What a small pensions policy problem says about the current state of the SNP
Getting beyond rhetoric and identity politics
These are unsettling times for Scottish nationalists. Just over a year ago, in the wake of the EU referendum, support in Remain-voting Scotland for independence was spiking. With the British government scrambling to form a coherent line on Brexit, the Scottish government hoped to turn the crisis into an opportunity by forcing the pace for a further independence referendum
It hasn’t worked out that way at all. On the one hand, the Conservatives have successfully presented themselves as the party of the union while Labour under Jeremy Corbyn have reclaimed the badge of progressiveness. In 2017 the SNP’s coalition did not completely unravel, though they lost 21 seats, but with their support evenly spread and with their opponents’ strength geographically concentrated, the SNP face the next general election with trepidation: they could easily lose more than half their remaining seats with only a small drop in their vote share, depending how their opponents do. A Clegg-like pasting is entirely conceivable if the SNP cannot find fresh momentum.

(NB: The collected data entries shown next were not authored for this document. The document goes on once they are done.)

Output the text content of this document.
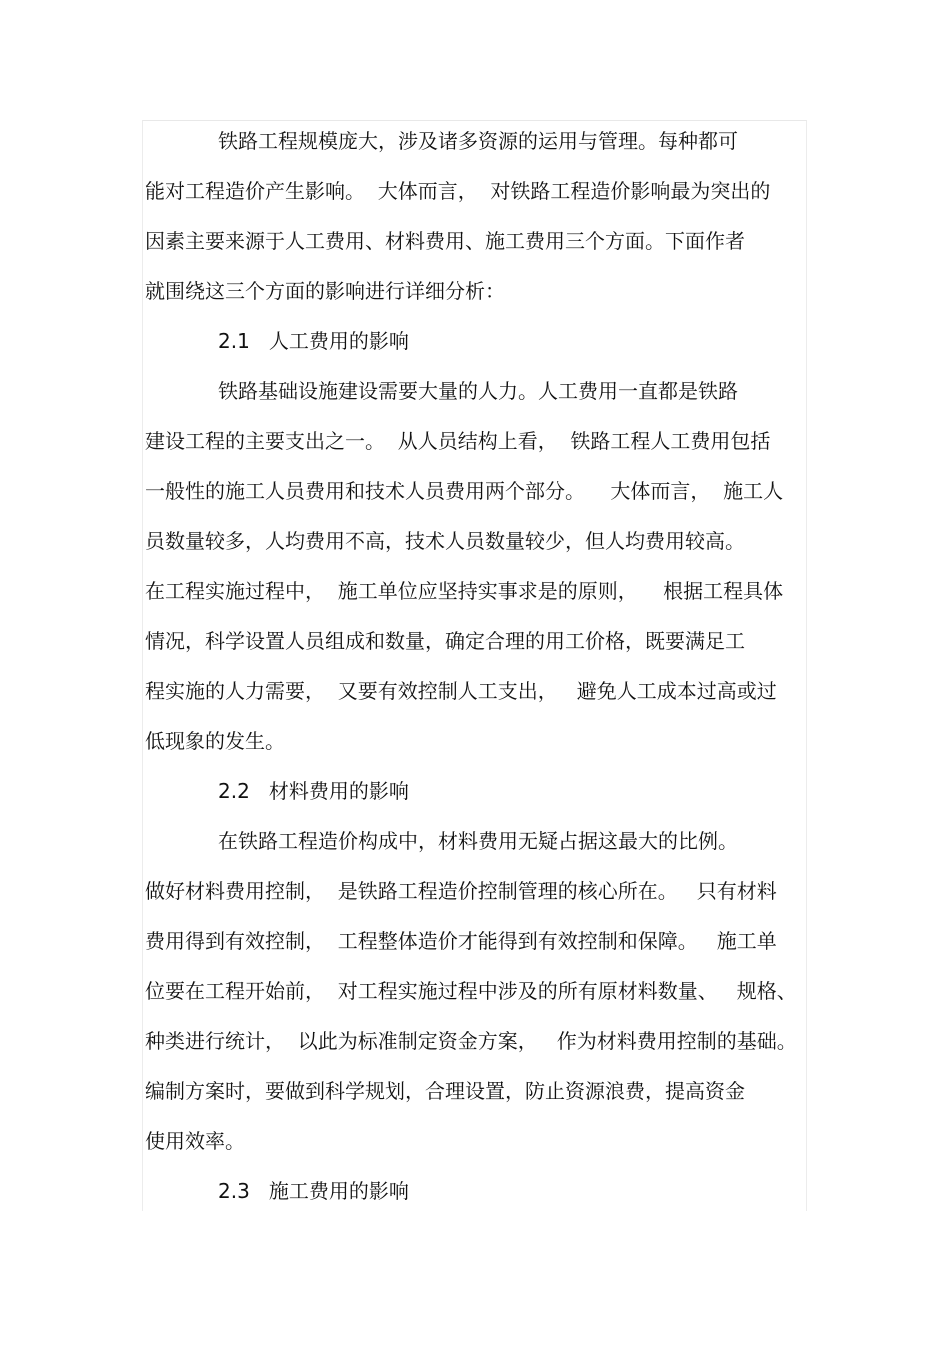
铁路工程规模庞大，涉及诸多资源的运用与管理。每种都可
能对工程造价产生影响。  大体而言，  对铁路工程造价影响最为突出的
因素主要来源于人工费用、材料费用、施工费用三个方面。下面作者
就围绕这三个方面的影响进行详细分析：
2.1   人工费用的影响
铁路基础设施建设需要大量的人力。人工费用一直都是铁路
建设工程的主要支出之一。  从人员结构上看，  铁路工程人工费用包括
一般性的施工人员费用和技术人员费用两个部分。    大体而言，  施工人
员数量较多，人均费用不高，技术人员数量较少，但人均费用较高。
在工程实施过程中，  施工单位应坚持实事求是的原则，    根据工程具体
情况，科学设置人员组成和数量，确定合理的用工价格，既要满足工
程实施的人力需要，  又要有效控制人工支出，   避免人工成本过高或过
低现象的发生。
2.2   材料费用的影响
在铁路工程造价构成中，材料费用无疑占据这最大的比例。
做好材料费用控制，  是铁路工程造价控制管理的核心所在。   只有材料
费用得到有效控制，  工程整体造价才能得到有效控制和保障。   施工单
位要在工程开始前，  对工程实施过程中涉及的所有原材料数量、   规格、
种类进行统计，  以此为标准制定资金方案，   作为材料费用控制的基础。
编制方案时，要做到科学规划，合理设置，防止资源浪费，提高资金
使用效率。
2.3   施工费用的影响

What has gone wrong? The SNP had achieved hegemony in Scotland by presenting itself as the face of progressive politics in Scotland, binding Scottish identity to progressiveness and both to the SNP and independence. This zeugma is no longer working. The Conservatives are confronting them on identity while Labour is outbidding them on progressiveness. It seems that campaigning on the politics of identity is not enough in the long term.

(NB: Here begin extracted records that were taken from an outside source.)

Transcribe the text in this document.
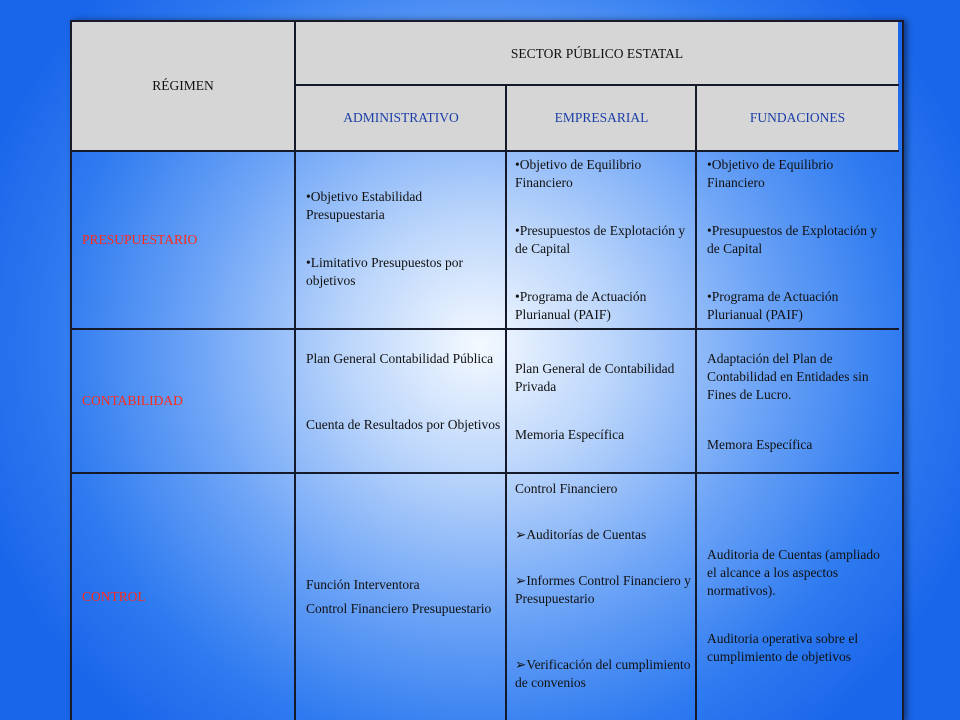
RÉGIMEN
SECTOR PÚBLICO ESTATAL
ADMINISTRATIVO	EMPRESARIAL	FUNDACIONES
PRESUPUESTARIO

•Objetivo Estabilidad Presupuestaria

•Limitativo Presupuestos por objetivos

•Objetivo de Equilibrio Financiero

•Presupuestos de Explotación y de Capital

•Programa de Actuación Plurianual (PAIF)

•Objetivo de Equilibrio Financiero

•Presupuestos de Explotación y de Capital

•Programa de Actuación Plurianual (PAIF)

CONTABILIDAD

Plan General Contabilidad Pública

Cuenta de Resultados por Objetivos

Plan General de Contabilidad Privada

Memoria Específica

Adaptación del Plan de Contabilidad en Entidades sin Fines de Lucro.

Memora Específica

CONTROL

Función Interventora

Control Financiero Presupuestario

Control Financiero

➢Auditorías de Cuentas

➢Informes Control Financiero y Presupuestario

➢Verificación del cumplimiento de convenios

Auditoria de Cuentas (ampliado el alcance a los aspectos normativos).

Auditoria operativa sobre el cumplimiento de objetivos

How has this happened? The SNP can reasonably point to the fact that no one had anticipated the success Labour would have in the general election campaign. However, many observers had pointed out that they had employed all difficult policy decisions in the service of the campaign for independence. That was never going to work indefinitely and the only question was when it was going to stop working. The answer, it seems, is sometime around now.
There’s a useful recent case study. In the 1990s, the UK government decided to equalise state retirement ages for men and women at 65. This was enacted in the Pensions Act 1995 and would take effect for women born after 6 April 1950 on a phased basis. In 1995, the women potentially affected would have been 45 or younger. The change was much-discussed in the newspapers at the time, as you would expect. No direct communications were sent out, perhaps because it took effect from 6 April 1997 during the 1997 general election campaign, so the incoming Labour government did not pick up the baton from the outgoing Conservative government that implemented it.
This programme was accelerated in 2011 so that the state retirement age for men and women could be increased to 66 after October 2020. Again, the change was phased in.
In the last two years an action group of affected women has sprung up called WASPI. Egregiously named (Women Against State Pension Inequality is the very reverse of what they are campaigning for) but with a strong sense of injustice, they are seeking compensation for what they perceive as inadequate notice of the changes. They claim not to ask for the state pension age to revert back to age 60?, but since they are asking for a non-means tested bridging pension to provide an income until State Pension Age, this looks like a distinction without a difference.
The government has stood firm – rightly, in my opinion (I find it hard to conceive of a much less meritorious campaign in a time of straitened public finances: the main change was introduced at least 15 years before it took effect). However, WASPI campaigned vigorously for support during the general election and those opposition politicians who were on the hunt for votes were willing to offer their support. This included the SNP, who have loudly proclaimed their support for WASPI, lamenting that:
“In government, we will always use the powers at our disposal to protect the poorest in our society and mitigate the worst excess of the Tory government. However, with the limited social security powers devolved to Scotland, the Scottish Parliament does not have the power to create new pension benefits”.
Unfortunately, the SNP has been caught out on this. Scottish ministers have the power to make discretionary payments if they so wish. Labour have pointed this out to the SNP, who have abruptly changed their tack and said that it was not for the Scottish government to pay for injustices in the UK-wide social security system.
Hmm. It’s hard to see how this is “using the powers at our disposal to protect the poorest in our society and mitigate the worst excess of the Tory government”. It looks more like a cynical attempt to exploit a sense of grievance without offering any meaningful assistance (probably because the SNP, like me, does not think this is a worthwhile priority). But Labour have been able to outflank the SNP on this because of the powers that the Scottish government has but is not using. When are the SNP going to move beyond words and start acting?
For the Scottish government now has very substantial powers. Just under two years ago I pointed out that the SNP had very cautious about using the Scottish government’s powers. I suggested then that the extent of those powers meant that: “The SNP has successfully for many years positioned itself as a party for all Scotland. That time may well be drawing to a close in the next couple of years.”
I’ve made some rubbish predictions in the last couple of years so it’s nice to return to one that has aged well. Labour have enjoyed increased success with their unabashed pitch from the left and I firmly expect them to go into the next round of elections promising to use Holyrood’s powers to the utmost, including the powers to tax and spend. What will the SNP be offering? More cautious actions and stirring words? Because if they are, I don’t think that’s going to be enough. Time for the SNP to start thinking through some radical new policies for Scotland and not just rhetoric and identity politics.